Sí, podían decir esto, lo mismo que Will podía soñar que bailaba con la chica de quince años que era Wanda Haskins… Pero en realidad, él era un hombre de sesenta y un años y de cabeza clara, que hacía tiempo que había echado por la borda sus últimas nociones románticas.

Y había visto el 1958 de Cunningham cruzar el garaje vacío y colocarse en su plaza acostumbrada sin que nadie manejase el volante. Había visto apagarse los faros y había oído pararse el motor de ocho cilindros en V.

Ahora, sintiendo claquear extrañamente sus huesos, Will Darnell se levantó, vaciló, se dirigió a la puerta de su despacho, vaciló de nuevo y por fin la abrió. Salió y pasó por delante de la hilera de coches aparcados en diagonal hasta la plaza número 20. Sus pisadas resonaron detrás de él y se extinguieron misteriosamente.

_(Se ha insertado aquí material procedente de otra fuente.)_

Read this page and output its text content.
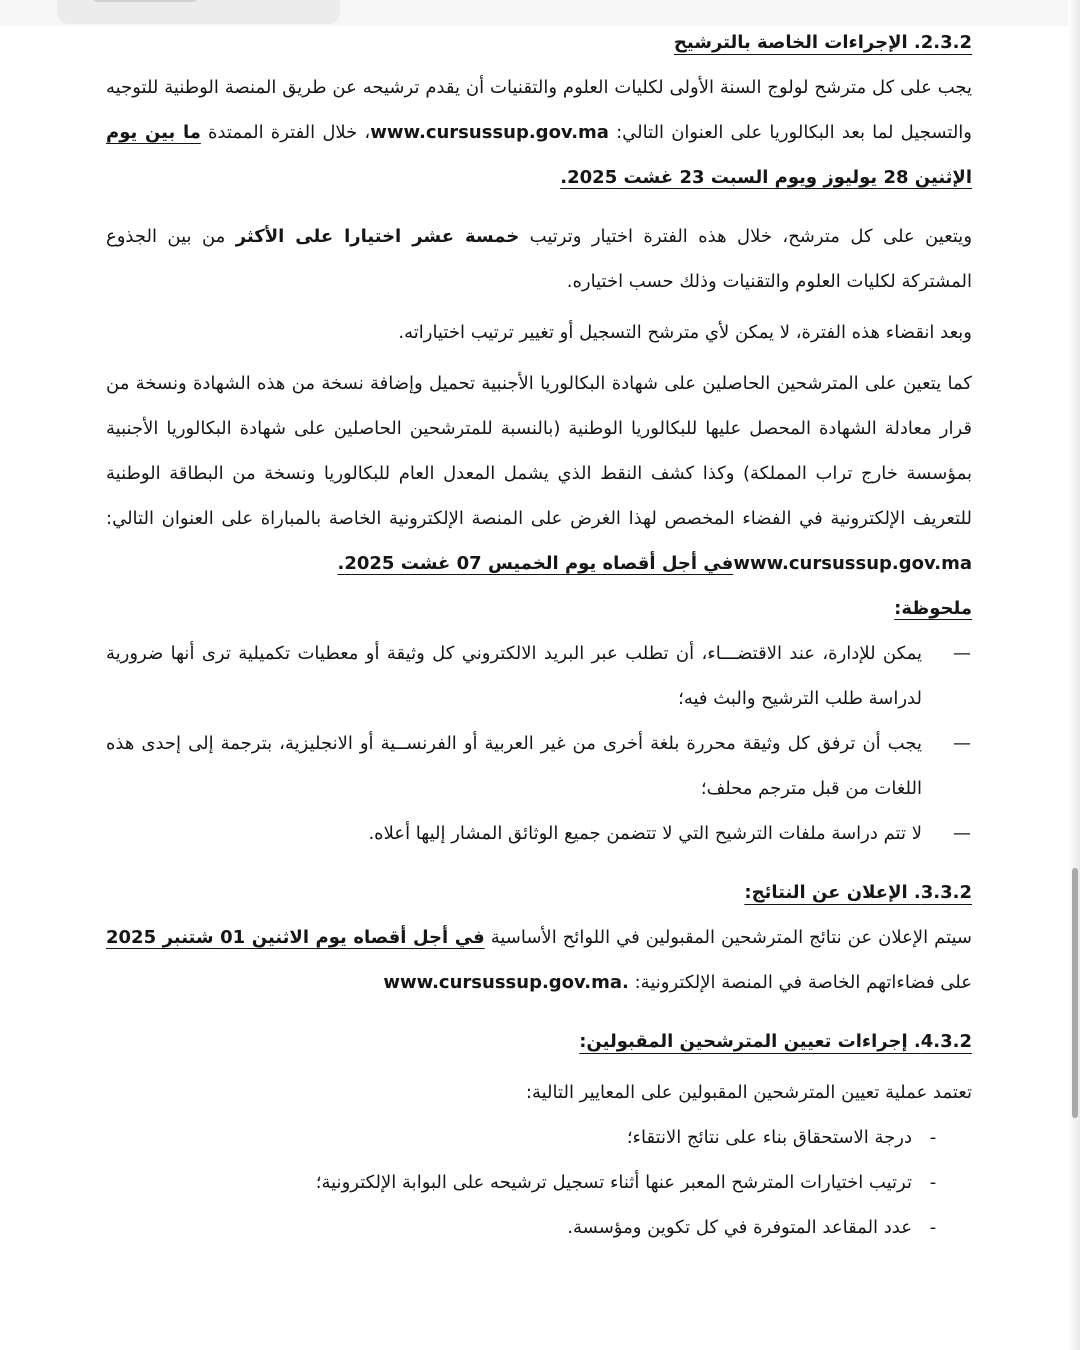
2.3.2. الإجراءات الخاصة بالترشيح

يجب على كل مترشح لولوج السنة الأولى لكليات العلوم والتقنيات أن يقدم ترشيحه عن طريق المنصة الوطنية للتوجيه والتسجيل لما بعد البكالوريا على العنوان التالي: www.cursussup.gov.ma، خلال الفترة الممتدة ما بين يوم الإثنين 28 يوليوز ويوم السبت 23 غشت 2025.

ويتعين على كل مترشح، خلال هذه الفترة اختيار وترتيب خمسة عشر اختيارا على الأكثر من بين الجذوع المشتركة لكليات العلوم والتقنيات وذلك حسب اختياره.

وبعد انقضاء هذه الفترة، لا يمكن لأي مترشح التسجيل أو تغيير ترتيب اختياراته.

كما يتعين على المترشحين الحاصلين على شهادة البكالوريا الأجنبية تحميل وإضافة نسخة من هذه الشهادة ونسخة من قرار معادلة الشهادة المحصل عليها للبكالوريا الوطنية (بالنسبة للمترشحين الحاصلين على شهادة البكالوريا الأجنبية بمؤسسة خارج تراب المملكة) وكذا كشف النقط الذي يشمل المعدل العام للبكالوريا ونسخة من البطاقة الوطنية للتعريف الإلكترونية في الفضاء المخصص لهذا الغرض على المنصة الإلكترونية الخاصة بالمباراة على العنوان التالي: www.cursussup.gov.maفي أجل أقصاه يوم الخميس 07 غشت 2025.

ملحوظة:
—
يمكن للإدارة، عند الاقتضـــاء، أن تطلب عبر البريد الالكتروني كل وثيقة أو معطيات تكميلية ترى أنها ضرورية لدراسة طلب الترشيح والبث فيه؛
—
يجب أن ترفق كل وثيقة محررة بلغة أخرى من غير العربية أو الفرنســية أو الانجليزية، بترجمة إلى إحدى هذه اللغات من قبل مترجم محلف؛
—
لا تتم دراسة ملفات الترشيح التي لا تتضمن جميع الوثائق المشار إليها أعلاه.
3.3.2. الإعلان عن النتائج:

سيتم الإعلان عن نتائج المترشحين المقبولين في اللوائح الأساسية في أجل أقصاه يوم الاثنين 01 شتنبر 2025 على فضاءاتهم الخاصة في المنصة الإلكترونية: www.cursussup.gov.ma.

4.3.2. إجراءات تعيين المترشحين المقبولين:

تعتمد عملية تعيين المترشحين المقبولين على المعايير التالية:

-
درجة الاستحقاق بناء على نتائج الانتقاء؛
-
ترتيب اختيارات المترشح المعبر عنها أثناء تسجيل ترشيحه على البوابة الإلكترونية؛
-
عدد المقاعد المتوفرة في كل تكوين ومؤسسة.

Se plantó junto a la brillante carrocería roja y blanca del automóvil. La pintura era fuerte y clara y perfecta, sin el menor desconchado ni la menor mancha de herrumbre. Los cristales estaban limpios y enteros, ni siquiera mellados por el impacto de una china casual.

Ahora el único ruido era el lento goteo de la nieve fundida en los parachoques de delante y de atrás.

Will tocó el capó. Estaba caliente.

Probó la portezuela del lado del conductor y ésta se abrió sin dificultad. Brotó del interior un cálido olor a cuero nuevo, a plástico nuevo, a metal recién cromado… aunque parecía mezclarse con él otro olor más desagradable. Un olor como de tierra. Will aspiró profundamente pero no pudo identificarlo. Pensó un momento en los nabos podridos que había a veces entre las verduras que guardaba su padre en el sótano, y frunció la nariz.

Se asomó al interior. No había ninguna llave en el contacto. El odómetro marcaba 52.107,8.

De pronto, la ranura vacía del contacto giró sobre si misma poniéndose por su propia voluntad en la posición de arranque. El caliente motor se puso inmediatamente en marcha y roncó con firmeza, lleno de carburante de máximo octanaje.

El corazón de Will flaqueó en su pecho. Se le cortó la respiración. Jadeando y boqueando ruidosamente, volvió corriendo a su oficina en busca del aspirador que guardaba en uno de los cajones del escritorio. Su aliento, débil e impotente, sonaba como el viento invernal pasando por la rendija de una puerta. Su cara tenía el color de la cera vieja.

Sus dedos pellizcaron la carne blanda del cuello y tiraron furiosamente de ella.

El motor de Christine se paró de nuevo.

Ahora no se oía nada, salvo los chasquidos de metal al enfriarse.

Will encontró su aspirador, lo introdujo en la boca hasta la garganta, apretó el resorte e inhaló. Poco a poco, la impresión de que una carretada de bloques de hormigón había sido descargada sobre su pecho fue desapareciendo. Se sentó en el sillón basculante y escuchó complacido el normal y esperado crujido de protesta de sus muelles. Se tapó un momento la cara con sus gordas manos.

«Nada realmente inexplicable… hasta ahora».

Ahora lo había visto.

«Nadie conducía aquel coche. Había llegado vacío, y olía a algo que parecía nabos podridos».

E incluso entonces, a pesar de su espanto, Will empezó a darle vueltas al asunto y a preguntarse si podía hacer algo para que lo que sabía redundase en su propio beneficio.